Writing a will allows you to decide before your death who is going to get your assets, who is going to oversee the process of transferring them to those people and who will be the guardian of your minor children after your death, if you have any. To a great extent, you take the power of these decisions away from the court. Laws regarding wills vary from state to state. Title 64.1 of the Code of Virginia lists the state's requirements and provisions for wills and estate matters.

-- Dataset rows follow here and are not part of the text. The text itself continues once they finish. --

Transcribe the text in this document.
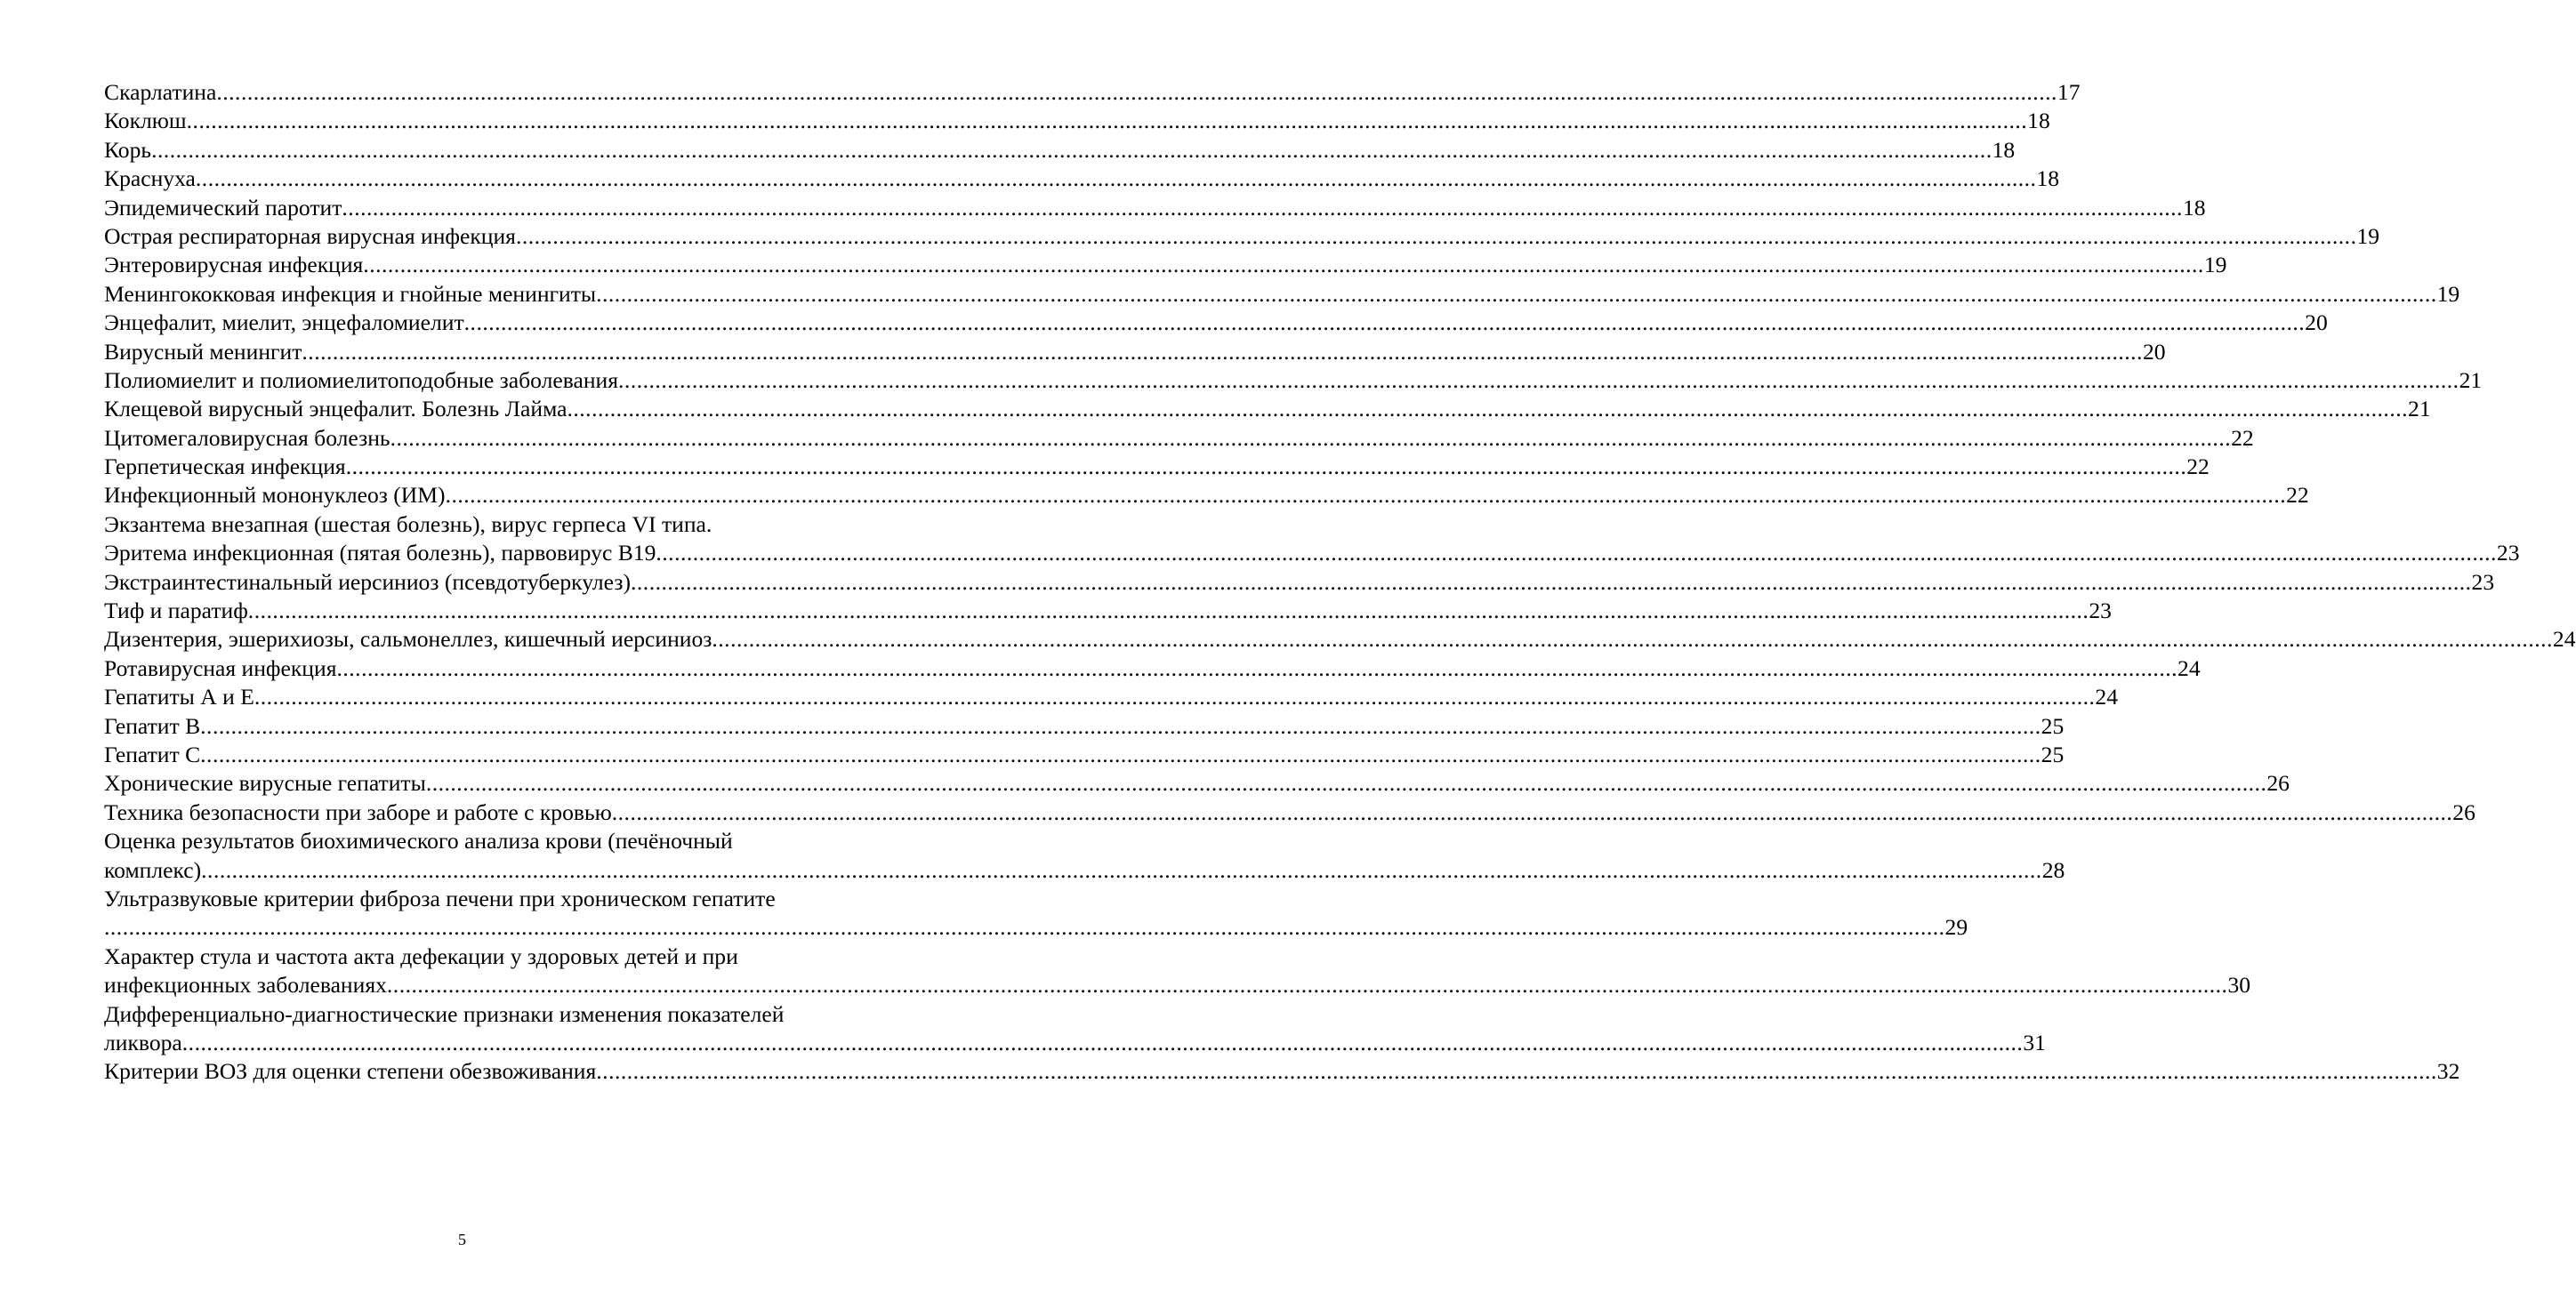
Скарлатина ............................................................................................................................................................................................................................................................................................................ 17
Коклюш ............................................................................................................................................................................................................................................................................................................ 18
Корь ............................................................................................................................................................................................................................................................................................................ 18
Краснуха ............................................................................................................................................................................................................................................................................................................ 18
Эпидемический паротит ............................................................................................................................................................................................................................................................................................................ 18
Острая респираторная вирусная инфекция ............................................................................................................................................................................................................................................................................................................ 19
Энтеровирусная инфекция ............................................................................................................................................................................................................................................................................................................ 19
Менингококковая инфекция и гнойные менингиты ............................................................................................................................................................................................................................................................................................................ 19
Энцефалит, миелит, энцефаломиелит ............................................................................................................................................................................................................................................................................................................ 20
Вирусный менингит ............................................................................................................................................................................................................................................................................................................ 20
Полиомиелит и полиомиелитоподобные заболевания ............................................................................................................................................................................................................................................................................................................ 21
Клещевой вирусный энцефалит. Болезнь Лайма ............................................................................................................................................................................................................................................................................................................ 21
Цитомегаловирусная болезнь ............................................................................................................................................................................................................................................................................................................ 22
Герпетическая инфекция ............................................................................................................................................................................................................................................................................................................ 22
Инфекционный мононуклеоз (ИМ) ............................................................................................................................................................................................................................................................................................................ 22
Экзантема внезапная (шестая болезнь), вирус герпеса VI типа.
Эритема инфекционная (пятая болезнь), парвовирус В19 ............................................................................................................................................................................................................................................................................................................ 23
Экстраинтестинальный иерсиниоз (псевдотуберкулез) ............................................................................................................................................................................................................................................................................................................ 23
Тиф и паратиф ............................................................................................................................................................................................................................................................................................................ 23
Дизентерия, эшерихиозы, сальмонеллез, кишечный иерсиниоз ............................................................................................................................................................................................................................................................................................................ 24
Ротавирусная инфекция ............................................................................................................................................................................................................................................................................................................ 24
Гепатиты А и Е ............................................................................................................................................................................................................................................................................................................ 24
Гепатит В ............................................................................................................................................................................................................................................................................................................ 25
Гепатит С ............................................................................................................................................................................................................................................................................................................ 25
Хронические вирусные гепатиты ............................................................................................................................................................................................................................................................................................................ 26
Техника безопасности при заборе и работе с кровью ............................................................................................................................................................................................................................................................................................................ 26
Оценка результатов биохимического анализа крови (печёночный
комплекс) ............................................................................................................................................................................................................................................................................................................ 28
Ультразвуковые критерии фиброза печени при хроническом гепатите
............................................................................................................................................................................................................................................................................................................ 29
Характер стула и частота акта дефекации у здоровых детей и при
инфекционных заболеваниях ............................................................................................................................................................................................................................................................................................................ 30
Дифференциально-диагностические признаки изменения показателей
ликвора ............................................................................................................................................................................................................................................................................................................ 31
Критерии ВОЗ для оценки степени обезвоживания ............................................................................................................................................................................................................................................................................................................ 32
5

How to Exclude People When Making a Will

Most states will not allow you to exclude your spouse from your will. According to the American Bar Association, this stems from the days when wives had no source of financial support except their husbands, and were left destitute without an inheritance. Some states, such as Louisiana and Florida, will not even allow you to disinherit your child. When you exclude anyone who would normally be an heir under your state’s law, it is considered “negative intent.” Consult an attorney to make sure you include the proper wording in your will to prevent your excluded heir from contesting it.

Tennessee Laws on Wills

Tennessee’s laws regarding wills are specific and exact. If your will is deemed invalid by the court for not meeting one of the state’s many requirements, your possessions will be distributed as though you had left no will at all. Although you can certainly write your own will, it is advisable that an attorney look at it to make sure it conforms to Tennessee’s statutes so your chosen beneficiaries receive exactly what you intended them to.